Credo che mi definirei un camaleonte: mi vesto e adatto il mio stilo a quello che faccio. Un giorno utilizzo scarpe da ginnastica e jeans rattoppati, il giorno dopo invece mocassini e camicia. Mi piace cambiare a seconda di dove mi trovo e di cosa sto facendo.
Quali sono i tuoi progetti attuali o futuri?
Sono sempre alla ricerca di modi per superare i limiti. Voglio che sempre più persone vadano in bici e facciano freestyle con le biciclette pubbliche. Ho notato che si stanno formando crew in stile City Bike in città di tutto il mondo: Parigi, Vancouver, Chicago. È una cosa incredibile da vedere.
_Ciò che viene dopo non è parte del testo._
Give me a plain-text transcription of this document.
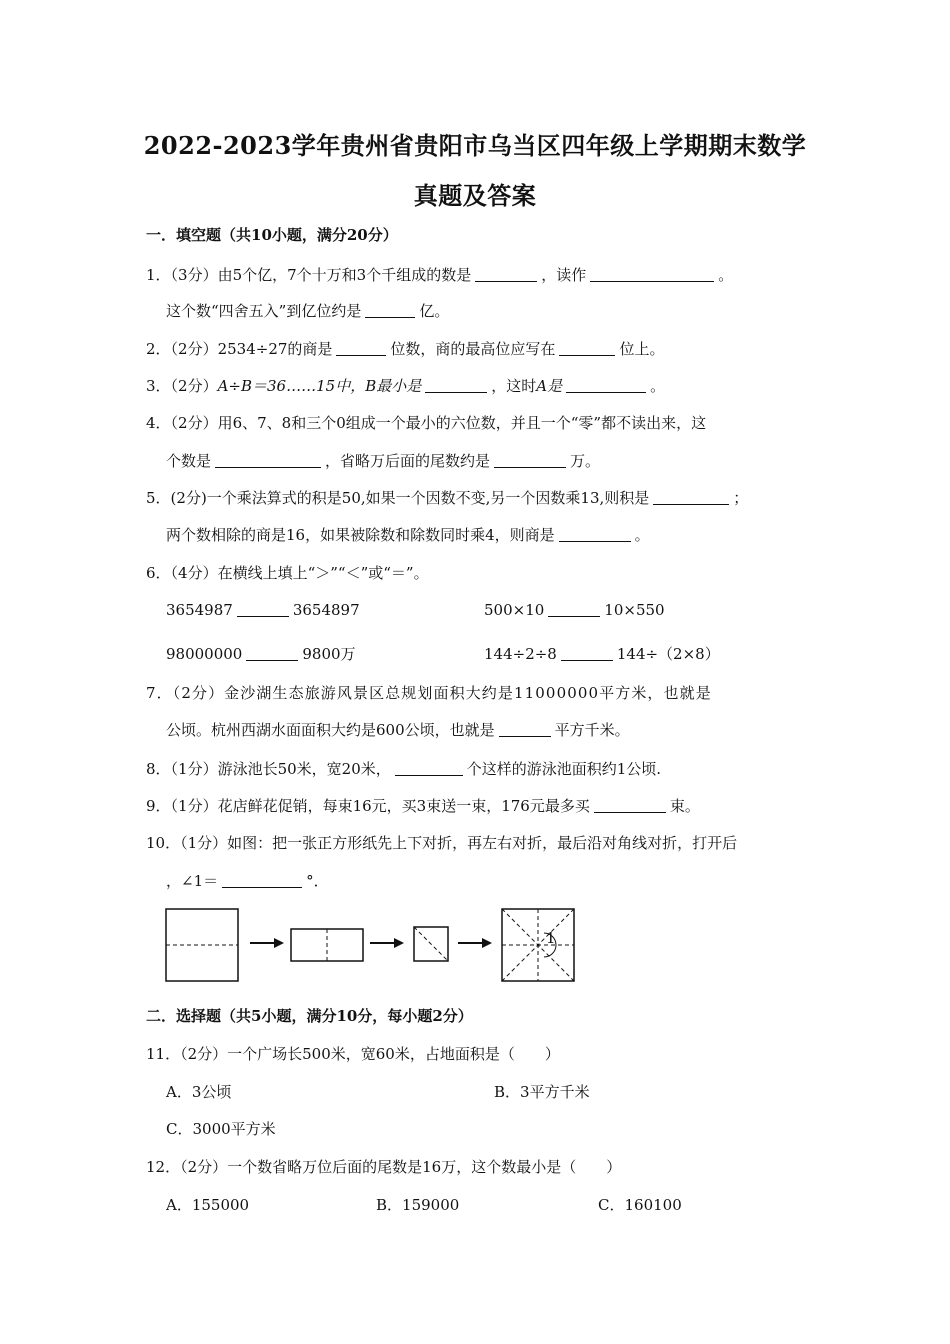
2022-2023学年贵州省贵阳市乌当区四年级上学期期末数学
真题及答案
一．填空题（共10小题，满分20分）
1．（3分）由5个亿，7个十万和3个千组成的数是	，读作	。
这个数“四舍五入”到亿位约是	亿。
2．（2分）2534÷27的商是	位数，商的最高位应写在	位上。
3．（2分）A÷B＝36……15中，B最小是	，这时A是	。
4．（2分）用6、7、8和三个0组成一个最小的六位数，并且一个“零”都不读出来，这
个数是	，省略万后面的尾数约是	万。
5．(2分)一个乘法算式的积是50,如果一个因数不变,另一个因数乘13,则积是	；
两个数相除的商是16，如果被除数和除数同时乘4，则商是	。
6．（4分）在横线上填上“＞”“＜”或“＝”。
3654987	3654897	500×10	10×550
98000000	9800万	144÷2÷8	144÷（2×8）
7．（2分）金沙湖生态旅游风景区总规划面积大约是11000000平方米，也就是
公顷。杭州西湖水面面积大约是600公顷，也就是	平方千米。
8．（1分）游泳池长50米，宽20米，	个这样的游泳池面积约1公顷.
9．（1分）花店鲜花促销，每束16元，买3束送一束，176元最多买	束。
10．（1分）如图：把一张正方形纸先上下对折，再左右对折，最后沿对角线对折，打开后
，∠1＝	°．
1
二．选择题（共5小题，满分10分，每小题2分）
11．（2分）一个广场长500米，宽60米，占地面积是（　　）
A．3公顷	B．3平方千米
C．3000平方米
12．（2分）一个数省略万位后面的尾数是16万，这个数最小是（　　）
A．155000	B．159000	C．160100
In che modo riesci a far crescere la tua community?
Ogni anno organizzo una grande gara e pubblico video per ispirare gli altri. Se vedo qualcuno che fa qualcosa di impressionante, lo contatto. Di recente un ragazzo ha postato un salto pazzesco su una Citi Bike: l'ho incontrato e abbiamo filmato qualcosa insieme.

Cosa ne pensi delle collaborazioni?
La collaborazione è essenziale per la crescita. Un tempo rifiutavo le collaborazioni per il gusto di rimanere “cool”, e questo non mi portava da nessuna parte. Ora preferisco crescere, rischiare e aprirmi a un nuovo pubblico. Ho imparato che il “cool” non paga l'affitto.
Una parola per descrivere IDAMA?
APERTO. Siete aperti alle idee, alla collaborazione e a superare i limiti, proprio come noi.
Dalla rottura delle regole all'apertura verso ciò che è nuovo e sconosciuto, il viaggio di Jerome è la prova che ritagliarsi la propria strada non è solo una questione di ribellione, ma anche di visione. Ciò che è iniziato come una passione personale si è trasformato in un movimento e oggi non sta solo costruendo un marchio, ma anche una community di bikers, creators e disgregatori che la pensano allo stesso modo e che inseguono qualcosa di più grande.